On June 23rd, voters across the country will decide on the future of our relationship with the European Union. This is a crucial moment in our nation’s history and I’m convinced that we are better off in the EU. Our membership of the European Union makes us better able to tackle international cross-border issues like climate change.
Climate change is one of the greatest threats to the world we leave behind to our children and grandchildren. Along with issues such as securing workers’ rights and international people smuggling, our success in tackling climate change depends on our ability to work closely with those around us. Whether it’s air pollution or threats to migrating species, the effects of climate change cross borders and demand an international response.
The European Union has been at the forefront of this international cooperation by setting some of the most ambitious climate targets in the world. By 2030, the EU has committed to reducing greenhouse gas emissions by 40% compared to 1990 levels and to producing at least 27% of its energy through renewables. The European Union Natura 2000 program is the largest network of conservation areas in the world, covering 18% of all mainland Europe.
As a result, both the Royal Society for the Protection of Birds and the World Wildlife Fund have both called for Britain to remain in the EU to help protect our environment. They argue that ‘the UK’s membership of the EU has benefited nature and the environment in ways that would be hard to replicate if we left’.

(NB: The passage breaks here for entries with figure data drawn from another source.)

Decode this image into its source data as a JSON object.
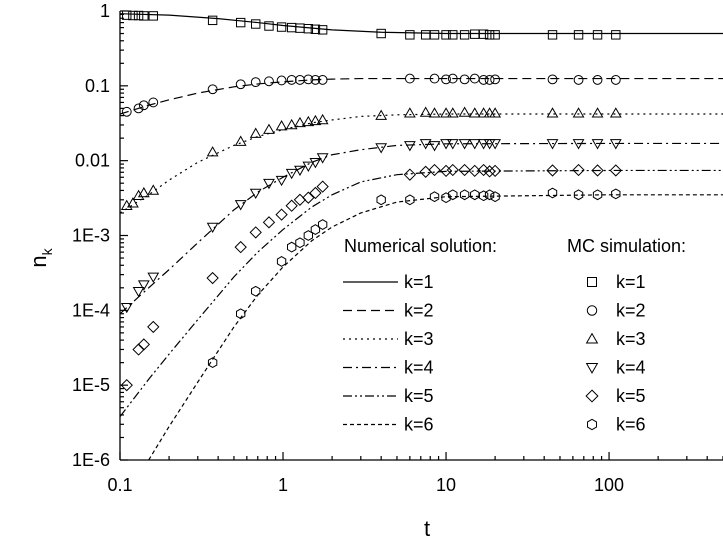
{
  "chart_data": {
    "type": "line",
    "x_scale": "log",
    "y_scale": "log",
    "xlim": [
      0.1,
      500
    ],
    "ylim": [
      1e-06,
      1
    ],
    "xlabel": "t",
    "ylabel": "n",
    "ylabel_sub": "k",
    "x_ticks": [
      {
        "value": 0.1,
        "label": "0.1"
      },
      {
        "value": 1,
        "label": "1"
      },
      {
        "value": 10,
        "label": "10"
      },
      {
        "value": 100,
        "label": "100"
      }
    ],
    "y_ticks": [
      {
        "value": 1,
        "label": "1"
      },
      {
        "value": 0.1,
        "label": "0.1"
      },
      {
        "value": 0.01,
        "label": "0.01"
      },
      {
        "value": 0.001,
        "label": "1E-3"
      },
      {
        "value": 0.0001,
        "label": "1E-4"
      },
      {
        "value": 1e-05,
        "label": "1E-5"
      },
      {
        "value": 1e-06,
        "label": "1E-6"
      }
    ],
    "grid": false,
    "legend": {
      "placement": "lower-right",
      "lines_title": "Numerical solution:",
      "markers_title": "MC simulation:"
    },
    "series": [
      {
        "name": "k=1",
        "dash": "",
        "marker": "square",
        "curve": {
          "x": [
            0.1,
            0.2,
            0.4,
            0.7,
            1,
            2,
            4,
            10,
            30,
            100,
            500
          ],
          "y": [
            0.92,
            0.88,
            0.79,
            0.7,
            0.64,
            0.56,
            0.52,
            0.5,
            0.5,
            0.5,
            0.5
          ]
        },
        "points": {
          "x": [
            0.11,
            0.12,
            0.13,
            0.14,
            0.16,
            0.37,
            0.55,
            0.68,
            0.82,
            0.98,
            1.13,
            1.27,
            1.43,
            1.58,
            1.75,
            4,
            6,
            7.5,
            8.5,
            10,
            11,
            13,
            15,
            17,
            18.5,
            20,
            45,
            65,
            85,
            110
          ],
          "y": [
            0.88,
            0.87,
            0.87,
            0.86,
            0.86,
            0.75,
            0.7,
            0.67,
            0.63,
            0.61,
            0.6,
            0.59,
            0.58,
            0.57,
            0.56,
            0.5,
            0.48,
            0.48,
            0.48,
            0.48,
            0.48,
            0.48,
            0.49,
            0.49,
            0.48,
            0.48,
            0.48,
            0.48,
            0.48,
            0.48
          ]
        }
      },
      {
        "name": "k=2",
        "dash": "9,5",
        "marker": "circle",
        "curve": {
          "x": [
            0.1,
            0.15,
            0.2,
            0.3,
            0.5,
            0.7,
            1,
            1.5,
            2,
            3,
            5,
            10,
            100,
            500
          ],
          "y": [
            0.042,
            0.055,
            0.065,
            0.08,
            0.097,
            0.106,
            0.113,
            0.12,
            0.123,
            0.125,
            0.125,
            0.125,
            0.125,
            0.125
          ]
        },
        "points": {
          "x": [
            0.11,
            0.13,
            0.14,
            0.16,
            0.37,
            0.55,
            0.68,
            0.82,
            0.98,
            1.13,
            1.27,
            1.43,
            1.58,
            1.75,
            6,
            8.5,
            10,
            11,
            13,
            15,
            17,
            18.5,
            20,
            45,
            65,
            85,
            110
          ],
          "y": [
            0.045,
            0.05,
            0.055,
            0.06,
            0.09,
            0.105,
            0.112,
            0.115,
            0.118,
            0.12,
            0.12,
            0.122,
            0.12,
            0.12,
            0.125,
            0.125,
            0.122,
            0.125,
            0.122,
            0.125,
            0.12,
            0.12,
            0.122,
            0.122,
            0.12,
            0.12,
            0.12
          ]
        }
      },
      {
        "name": "k=3",
        "dash": "2,4",
        "marker": "triangle-up",
        "curve": {
          "x": [
            0.1,
            0.15,
            0.2,
            0.3,
            0.5,
            0.7,
            1,
            1.5,
            2,
            3,
            5,
            10,
            100,
            500
          ],
          "y": [
            0.002,
            0.0035,
            0.0055,
            0.0095,
            0.016,
            0.021,
            0.026,
            0.032,
            0.035,
            0.039,
            0.041,
            0.042,
            0.042,
            0.042
          ]
        },
        "points": {
          "x": [
            0.11,
            0.12,
            0.13,
            0.14,
            0.16,
            0.37,
            0.55,
            0.68,
            0.82,
            0.98,
            1.13,
            1.27,
            1.43,
            1.58,
            1.75,
            4,
            6,
            7.5,
            8.5,
            10,
            11,
            13,
            15,
            17,
            18.5,
            20,
            45,
            65,
            85,
            110
          ],
          "y": [
            0.0025,
            0.0027,
            0.0034,
            0.0037,
            0.004,
            0.013,
            0.018,
            0.023,
            0.026,
            0.029,
            0.03,
            0.032,
            0.033,
            0.034,
            0.035,
            0.04,
            0.043,
            0.044,
            0.043,
            0.043,
            0.043,
            0.044,
            0.043,
            0.043,
            0.043,
            0.043,
            0.043,
            0.043,
            0.043,
            0.043
          ]
        }
      },
      {
        "name": "k=4",
        "dash": "9,4,2,4",
        "marker": "triangle-down",
        "curve": {
          "x": [
            0.1,
            0.15,
            0.2,
            0.3,
            0.5,
            0.7,
            1,
            1.5,
            2,
            3,
            5,
            10,
            100,
            500
          ],
          "y": [
            9e-05,
            0.0002,
            0.00035,
            0.0008,
            0.0022,
            0.0038,
            0.006,
            0.0095,
            0.012,
            0.014,
            0.016,
            0.0168,
            0.017,
            0.017
          ]
        },
        "points": {
          "x": [
            0.11,
            0.13,
            0.14,
            0.16,
            0.37,
            0.55,
            0.68,
            0.82,
            0.98,
            1.13,
            1.27,
            1.43,
            1.58,
            1.75,
            4,
            6,
            7.5,
            8.5,
            10,
            11,
            13,
            15,
            17,
            18.5,
            20,
            45,
            65,
            85,
            110
          ],
          "y": [
            0.00011,
            0.00018,
            0.00022,
            0.00028,
            0.0013,
            0.0026,
            0.0037,
            0.005,
            0.0055,
            0.0068,
            0.0075,
            0.0085,
            0.0095,
            0.011,
            0.015,
            0.016,
            0.017,
            0.016,
            0.017,
            0.017,
            0.017,
            0.017,
            0.017,
            0.017,
            0.017,
            0.017,
            0.017,
            0.017,
            0.017
          ]
        }
      },
      {
        "name": "k=5",
        "dash": "9,3,2,3,2,3",
        "marker": "diamond",
        "curve": {
          "x": [
            0.1,
            0.15,
            0.2,
            0.3,
            0.5,
            0.7,
            1,
            1.5,
            2,
            3,
            5,
            10,
            100,
            500
          ],
          "y": [
            3.8e-06,
            1.2e-05,
            2.6e-05,
            7.5e-05,
            0.00028,
            0.0006,
            0.0012,
            0.0024,
            0.0035,
            0.0052,
            0.0065,
            0.0072,
            0.0074,
            0.0074
          ]
        },
        "points": {
          "x": [
            0.11,
            0.13,
            0.14,
            0.16,
            0.37,
            0.55,
            0.68,
            0.82,
            0.98,
            1.13,
            1.27,
            1.43,
            1.58,
            1.75,
            6,
            7.5,
            8.5,
            10,
            11,
            13,
            15,
            17,
            18.5,
            20,
            45,
            65,
            85,
            110
          ],
          "y": [
            1e-05,
            3e-05,
            3.5e-05,
            6e-05,
            0.00027,
            0.0007,
            0.0011,
            0.0015,
            0.0019,
            0.0025,
            0.003,
            0.0032,
            0.0037,
            0.0045,
            0.0065,
            0.0071,
            0.0075,
            0.0073,
            0.0075,
            0.0075,
            0.0073,
            0.0075,
            0.0072,
            0.0073,
            0.0074,
            0.0075,
            0.0074,
            0.0074
          ]
        }
      },
      {
        "name": "k=6",
        "dash": "4,3",
        "marker": "hexagon",
        "curve": {
          "x": [
            0.15,
            0.2,
            0.3,
            0.5,
            0.7,
            1,
            1.5,
            2,
            3,
            5,
            10,
            100,
            500
          ],
          "y": [
            1e-06,
            2.8e-06,
            1.1e-05,
            6e-05,
            0.00016,
            0.00038,
            0.00085,
            0.0013,
            0.002,
            0.0028,
            0.0033,
            0.0035,
            0.0035
          ]
        },
        "points": {
          "x": [
            0.37,
            0.55,
            0.68,
            0.98,
            1.13,
            1.27,
            1.43,
            1.58,
            1.75,
            4,
            6,
            8.5,
            10,
            11,
            13,
            15,
            17,
            18.5,
            20,
            45,
            65,
            85,
            110
          ],
          "y": [
            2e-05,
            9e-05,
            0.00018,
            0.00045,
            0.0007,
            0.0008,
            0.001,
            0.0012,
            0.0014,
            0.003,
            0.003,
            0.0033,
            0.0032,
            0.0035,
            0.0035,
            0.0035,
            0.0034,
            0.0035,
            0.0033,
            0.0037,
            0.0035,
            0.0035,
            0.0036
          ]
        }
      }
    ]
  }
}
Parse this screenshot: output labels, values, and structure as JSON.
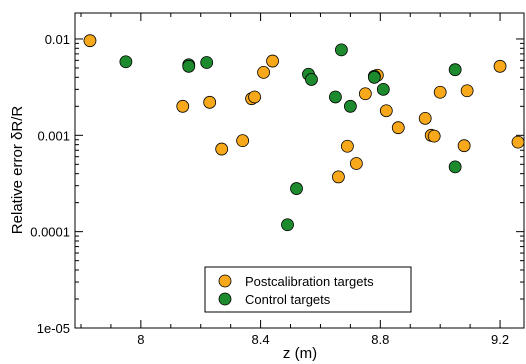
{
  "chart_data": {
    "type": "scatter",
    "xlabel": "z (m)",
    "ylabel": "Relative error δR/R",
    "xlim": [
      7.78,
      9.28
    ],
    "ylim": [
      1e-05,
      0.0186
    ],
    "yscale": "log",
    "x_ticks": [
      8,
      8.4,
      8.8,
      9.2
    ],
    "x_tick_labels": [
      "8",
      "8.4",
      "8.8",
      "9.2"
    ],
    "y_ticks": [
      1e-05,
      0.0001,
      0.001,
      0.01
    ],
    "y_tick_labels": [
      "1e-05",
      "0.0001",
      "0.001",
      "0.01"
    ],
    "grid": false,
    "legend_position": "bottom-center",
    "series": [
      {
        "name": "Postcalibration targets",
        "color": "#f7a81b",
        "points": [
          [
            7.83,
            0.0096
          ],
          [
            8.14,
            0.002
          ],
          [
            8.23,
            0.0022
          ],
          [
            8.27,
            0.00072
          ],
          [
            8.34,
            0.00088
          ],
          [
            8.37,
            0.0024
          ],
          [
            8.38,
            0.0025
          ],
          [
            8.41,
            0.0045
          ],
          [
            8.44,
            0.0059
          ],
          [
            8.66,
            0.00037
          ],
          [
            8.69,
            0.00077
          ],
          [
            8.72,
            0.00051
          ],
          [
            8.75,
            0.0027
          ],
          [
            8.79,
            0.0042
          ],
          [
            8.82,
            0.0018
          ],
          [
            8.86,
            0.0012
          ],
          [
            8.95,
            0.0015
          ],
          [
            8.97,
            0.001
          ],
          [
            8.98,
            0.00098
          ],
          [
            9.0,
            0.0028
          ],
          [
            9.08,
            0.00078
          ],
          [
            9.09,
            0.0029
          ],
          [
            9.2,
            0.0052
          ],
          [
            9.26,
            0.00085
          ]
        ]
      },
      {
        "name": "Control targets",
        "color": "#1d8a2e",
        "points": [
          [
            7.95,
            0.0058
          ],
          [
            8.16,
            0.0054
          ],
          [
            8.16,
            0.0052
          ],
          [
            8.22,
            0.0057
          ],
          [
            8.49,
            0.000118
          ],
          [
            8.52,
            0.00028
          ],
          [
            8.56,
            0.0043
          ],
          [
            8.57,
            0.0038
          ],
          [
            8.65,
            0.0025
          ],
          [
            8.67,
            0.0077
          ],
          [
            8.7,
            0.002
          ],
          [
            8.78,
            0.0041
          ],
          [
            8.78,
            0.004
          ],
          [
            8.81,
            0.003
          ],
          [
            9.05,
            0.0048
          ],
          [
            9.05,
            0.00047
          ]
        ]
      }
    ]
  }
}
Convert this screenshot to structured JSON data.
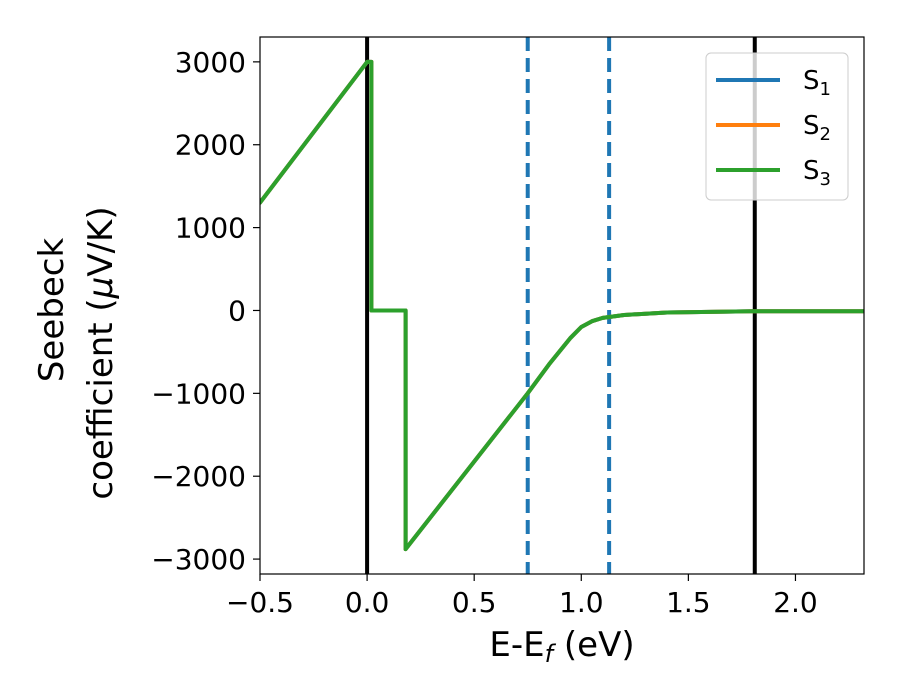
{
  "chart_data": {
    "type": "line",
    "xlabel": "E-E",
    "xlabel_sub": "f",
    "xlabel_unit": " (eV)",
    "ylabel_line1": "Seebeck",
    "ylabel_line2": "coefficient  (",
    "ylabel_mu": "μ",
    "ylabel_unit": "V/K)",
    "xlim": [
      -0.5,
      2.32
    ],
    "ylim": [
      -3180,
      3300
    ],
    "x_ticks": [
      -0.5,
      0.0,
      0.5,
      1.0,
      1.5,
      2.0
    ],
    "x_tick_labels": [
      "−0.5",
      "0.0",
      "0.5",
      "1.0",
      "1.5",
      "2.0"
    ],
    "y_ticks": [
      -3000,
      -2000,
      -1000,
      0,
      1000,
      2000,
      3000
    ],
    "y_tick_labels": [
      "−3000",
      "−2000",
      "−1000",
      "0",
      "1000",
      "2000",
      "3000"
    ],
    "grid": false,
    "legend_position": "top-right",
    "series": [
      {
        "name": "S",
        "name_sub": "1",
        "color": "#1f77b4",
        "x": [
          -0.5,
          0.0,
          0.02,
          0.02,
          0.18,
          0.18,
          0.75,
          0.85,
          0.95,
          1.0,
          1.05,
          1.1,
          1.2,
          1.4,
          1.8,
          2.32
        ],
        "y": [
          1300,
          3000,
          3000,
          0,
          0,
          -2880,
          -1000,
          -650,
          -330,
          -200,
          -130,
          -90,
          -55,
          -25,
          -10,
          -10
        ]
      },
      {
        "name": "S",
        "name_sub": "2",
        "color": "#ff7f0e",
        "x": [
          -0.5,
          0.0,
          0.02,
          0.02,
          0.18,
          0.18,
          0.75,
          0.85,
          0.95,
          1.0,
          1.05,
          1.1,
          1.2,
          1.4,
          1.8,
          2.32
        ],
        "y": [
          1300,
          3000,
          3000,
          0,
          0,
          -2880,
          -1000,
          -650,
          -330,
          -200,
          -130,
          -90,
          -55,
          -25,
          -10,
          -10
        ]
      },
      {
        "name": "S",
        "name_sub": "3",
        "color": "#2ca02c",
        "x": [
          -0.5,
          0.0,
          0.02,
          0.02,
          0.18,
          0.18,
          0.75,
          0.85,
          0.95,
          1.0,
          1.05,
          1.1,
          1.2,
          1.4,
          1.8,
          2.32
        ],
        "y": [
          1300,
          3000,
          3000,
          0,
          0,
          -2880,
          -1000,
          -650,
          -330,
          -200,
          -130,
          -90,
          -55,
          -25,
          -10,
          -10
        ]
      }
    ],
    "vlines": [
      {
        "x": 0.0,
        "color": "#000000",
        "style": "solid"
      },
      {
        "x": 1.81,
        "color": "#000000",
        "style": "solid"
      },
      {
        "x": 0.75,
        "color": "#1f77b4",
        "style": "dashed"
      },
      {
        "x": 1.13,
        "color": "#1f77b4",
        "style": "dashed"
      }
    ]
  }
}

More than that, if we vote to leave the EU, we’ll be relying on David Cameron and the Tories to protect our environment. From cancelling £1 billion worth of Carbon Capture and Storage (CCS) technology investment to cutting subsidies for solar power and supporting fracking, this Government’s record on environmental protections is not promising.
Almost all environmental activists and charities agree that separating from the EU would leave the UK tackling the greatest global issue of our time isolated from the rest of the world.